The TV footage shows hollow-eyed teenage boys, many of them kidnapped from their homes around China, sleeping on beds of brick in hellish dormitories, the doors tied shut with wire and the windows barred.

As evidence of official neglect accumulated, the fate of the children prompted President Hu Jintao to demand an investigation into what happened in the brick kilns of Shanxi province.

But for now, the sympathies are with the slave workers. "We wanted to run but we couldn't. I tried once and was beaten," said one inmate, clearly traumatised from his experience.

It is a familiar refrain, and an increasingly common one in central China. Recent days have seen a number of slave factories uncovered by police cracking down on slave labour, the dark underbelly of China's burgeoning economic growth.
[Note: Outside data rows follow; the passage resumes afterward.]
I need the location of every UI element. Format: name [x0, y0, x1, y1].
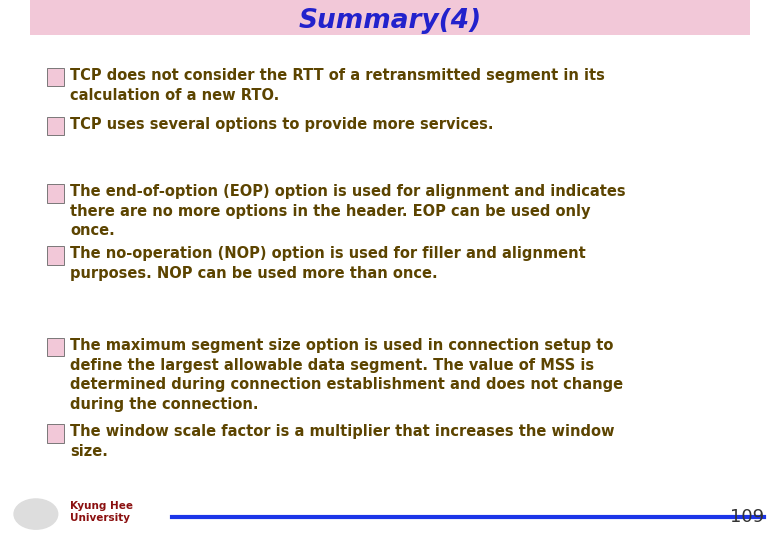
Circle shape: [14, 499, 58, 529]
Text: The maximum segment size option is used in connection setup to
define the larges: The maximum segment size option is used …: [70, 338, 623, 412]
FancyBboxPatch shape: [47, 338, 64, 356]
FancyBboxPatch shape: [47, 184, 64, 202]
Text: The end-of-option (EOP) option is used for alignment and indicates
there are no : The end-of-option (EOP) option is used f…: [70, 184, 626, 238]
Text: Kyung Hee
University: Kyung Hee University: [70, 501, 133, 523]
Text: TCP does not consider the RTT of a retransmitted segment in its
calculation of a: TCP does not consider the RTT of a retra…: [70, 68, 605, 103]
Text: Summary(4): Summary(4): [299, 8, 481, 33]
Text: TCP uses several options to provide more services.: TCP uses several options to provide more…: [70, 117, 494, 132]
FancyBboxPatch shape: [47, 246, 64, 265]
FancyBboxPatch shape: [47, 424, 64, 443]
FancyBboxPatch shape: [30, 0, 750, 35]
FancyBboxPatch shape: [47, 117, 64, 135]
Text: 109: 109: [730, 509, 764, 526]
FancyBboxPatch shape: [47, 68, 64, 86]
Text: The window scale factor is a multiplier that increases the window
size.: The window scale factor is a multiplier …: [70, 424, 615, 459]
Text: The no-operation (NOP) option is used for filler and alignment
purposes. NOP can: The no-operation (NOP) option is used fo…: [70, 246, 586, 281]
According to the official Xinhua news agency, around 35,000 police rescued 468 people after checking 7,500 kilns. They made up to 120 arrests.

Yang Aizhi, 46, has been looking for her 16-year-old son, who went missing on 8 March. After hearing he may have been kidnapped to work in the kilns, she went to more than 100 brick kilns in Shanxi and Henan and said that "most kilns were forcing children to do hard labour" and whipping them when they were too tired to work. Some of the child slaves were still wearing their school uniforms, she said. Ms Yang has yet to find her son.
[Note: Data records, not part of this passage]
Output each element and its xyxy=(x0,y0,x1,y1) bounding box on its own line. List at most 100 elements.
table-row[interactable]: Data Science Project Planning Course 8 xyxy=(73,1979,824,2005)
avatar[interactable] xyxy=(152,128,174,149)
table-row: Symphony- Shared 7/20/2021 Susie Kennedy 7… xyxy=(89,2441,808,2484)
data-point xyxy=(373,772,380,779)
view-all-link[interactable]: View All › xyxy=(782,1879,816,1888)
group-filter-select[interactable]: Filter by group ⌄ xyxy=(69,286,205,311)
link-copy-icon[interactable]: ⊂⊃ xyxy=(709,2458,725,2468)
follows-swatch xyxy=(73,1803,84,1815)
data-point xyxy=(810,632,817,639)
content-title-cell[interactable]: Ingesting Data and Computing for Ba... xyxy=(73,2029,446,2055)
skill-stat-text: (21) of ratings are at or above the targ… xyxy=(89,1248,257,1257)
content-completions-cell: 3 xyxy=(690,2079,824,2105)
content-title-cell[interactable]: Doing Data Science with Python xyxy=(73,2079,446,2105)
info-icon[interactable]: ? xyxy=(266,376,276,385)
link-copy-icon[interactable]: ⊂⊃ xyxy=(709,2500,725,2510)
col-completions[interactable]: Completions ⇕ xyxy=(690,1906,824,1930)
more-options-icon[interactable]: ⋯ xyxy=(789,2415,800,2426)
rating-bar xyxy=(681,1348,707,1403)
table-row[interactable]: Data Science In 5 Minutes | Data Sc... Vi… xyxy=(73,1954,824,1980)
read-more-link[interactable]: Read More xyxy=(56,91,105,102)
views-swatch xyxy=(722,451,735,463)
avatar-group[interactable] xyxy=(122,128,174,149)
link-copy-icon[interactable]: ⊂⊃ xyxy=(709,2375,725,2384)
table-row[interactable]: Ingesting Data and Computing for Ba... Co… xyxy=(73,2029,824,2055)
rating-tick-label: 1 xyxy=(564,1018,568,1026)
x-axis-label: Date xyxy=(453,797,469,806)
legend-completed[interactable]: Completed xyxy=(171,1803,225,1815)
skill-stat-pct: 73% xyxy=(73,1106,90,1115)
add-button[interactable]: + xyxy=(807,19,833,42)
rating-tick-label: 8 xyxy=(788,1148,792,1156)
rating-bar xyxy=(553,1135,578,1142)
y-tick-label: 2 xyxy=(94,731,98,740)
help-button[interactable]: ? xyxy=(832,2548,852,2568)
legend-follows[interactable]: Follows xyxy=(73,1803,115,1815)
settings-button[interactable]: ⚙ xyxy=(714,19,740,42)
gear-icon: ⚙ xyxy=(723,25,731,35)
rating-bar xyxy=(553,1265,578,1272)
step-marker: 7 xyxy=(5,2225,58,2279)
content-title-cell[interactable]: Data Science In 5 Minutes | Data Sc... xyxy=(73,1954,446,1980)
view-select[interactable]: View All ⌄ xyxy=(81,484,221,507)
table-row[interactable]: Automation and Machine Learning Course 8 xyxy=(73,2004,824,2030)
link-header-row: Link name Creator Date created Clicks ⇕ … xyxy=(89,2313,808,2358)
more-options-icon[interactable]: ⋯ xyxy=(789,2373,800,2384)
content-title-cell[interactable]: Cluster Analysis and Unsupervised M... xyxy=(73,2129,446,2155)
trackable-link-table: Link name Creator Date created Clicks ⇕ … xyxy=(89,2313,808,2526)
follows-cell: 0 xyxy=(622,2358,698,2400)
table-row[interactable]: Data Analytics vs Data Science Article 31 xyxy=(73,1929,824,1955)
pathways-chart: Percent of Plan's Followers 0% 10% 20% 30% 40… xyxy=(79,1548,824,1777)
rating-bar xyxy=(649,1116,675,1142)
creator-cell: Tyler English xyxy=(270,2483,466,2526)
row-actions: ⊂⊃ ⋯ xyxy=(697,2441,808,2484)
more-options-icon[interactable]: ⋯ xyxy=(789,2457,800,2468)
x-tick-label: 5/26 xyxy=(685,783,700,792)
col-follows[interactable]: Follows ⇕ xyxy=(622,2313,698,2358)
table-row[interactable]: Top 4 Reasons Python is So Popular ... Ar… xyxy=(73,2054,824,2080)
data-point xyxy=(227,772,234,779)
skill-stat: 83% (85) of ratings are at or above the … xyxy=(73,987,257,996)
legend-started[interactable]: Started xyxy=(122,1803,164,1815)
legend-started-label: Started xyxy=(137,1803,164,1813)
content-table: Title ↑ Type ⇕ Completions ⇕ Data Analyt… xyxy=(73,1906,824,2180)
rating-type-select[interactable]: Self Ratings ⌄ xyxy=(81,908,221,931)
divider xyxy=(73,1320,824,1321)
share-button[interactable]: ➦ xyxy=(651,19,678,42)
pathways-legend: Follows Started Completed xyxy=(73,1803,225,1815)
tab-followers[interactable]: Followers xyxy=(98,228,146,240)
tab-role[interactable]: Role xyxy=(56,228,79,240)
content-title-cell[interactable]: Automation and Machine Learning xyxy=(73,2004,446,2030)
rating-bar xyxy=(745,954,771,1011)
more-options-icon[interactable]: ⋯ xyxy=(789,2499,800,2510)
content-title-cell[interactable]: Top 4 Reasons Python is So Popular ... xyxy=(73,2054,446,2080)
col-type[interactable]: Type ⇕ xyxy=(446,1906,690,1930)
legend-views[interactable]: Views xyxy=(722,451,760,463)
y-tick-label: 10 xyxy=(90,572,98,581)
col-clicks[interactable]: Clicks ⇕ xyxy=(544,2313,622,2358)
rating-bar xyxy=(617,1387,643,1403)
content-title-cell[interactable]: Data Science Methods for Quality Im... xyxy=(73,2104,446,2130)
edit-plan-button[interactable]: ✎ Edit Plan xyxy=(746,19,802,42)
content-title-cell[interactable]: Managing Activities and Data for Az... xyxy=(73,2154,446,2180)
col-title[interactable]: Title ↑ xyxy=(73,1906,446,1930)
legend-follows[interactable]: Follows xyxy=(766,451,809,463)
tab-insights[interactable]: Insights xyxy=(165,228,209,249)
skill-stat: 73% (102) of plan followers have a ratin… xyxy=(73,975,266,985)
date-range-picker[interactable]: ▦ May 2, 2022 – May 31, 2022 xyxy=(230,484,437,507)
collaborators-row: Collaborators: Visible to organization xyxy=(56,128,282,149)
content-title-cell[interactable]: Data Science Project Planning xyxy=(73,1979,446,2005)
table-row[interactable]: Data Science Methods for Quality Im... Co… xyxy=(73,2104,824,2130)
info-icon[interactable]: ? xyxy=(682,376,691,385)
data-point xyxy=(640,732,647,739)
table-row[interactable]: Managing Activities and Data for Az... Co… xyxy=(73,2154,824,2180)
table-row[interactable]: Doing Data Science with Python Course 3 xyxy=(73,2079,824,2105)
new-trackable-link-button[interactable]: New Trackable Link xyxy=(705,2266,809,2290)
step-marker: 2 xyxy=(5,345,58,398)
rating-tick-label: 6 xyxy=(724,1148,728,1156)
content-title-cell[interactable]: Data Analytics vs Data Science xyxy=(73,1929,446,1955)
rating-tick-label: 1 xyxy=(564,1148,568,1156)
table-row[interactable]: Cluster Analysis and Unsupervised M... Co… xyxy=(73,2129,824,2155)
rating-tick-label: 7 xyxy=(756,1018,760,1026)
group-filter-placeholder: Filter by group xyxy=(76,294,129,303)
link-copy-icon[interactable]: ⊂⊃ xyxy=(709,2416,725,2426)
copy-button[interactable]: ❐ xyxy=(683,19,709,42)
Chinese viewers have been transfixed by the horrific images emerging from Shanxi and Henan provinces. Many of the workers were mentally disabled, but were still forced to work 16 hours a day and given just 15 minutes to eat their food.

"Our conservative estimate is that at least 1,000 minors from Henan have been trapped and cheated into back-breaking work in these Shanxi brick kilns," said one journalist who has been covering the scandal.

Significantly, the main official newspaper, the People's Daily, put at least part of the blame on corrupt local officials. "At present, some grassroots governments are grappling with huge debts, so they are sluggish in administration and even gain incomes illegally, causing instability in rural areas," the newspaper said.

Three weeks ago, 31 people were freed by police from slave labour at a brick kiln in Hongtong, a county about 240km (150 miles) south of Taiyuan, the provincial capital of Shanxi.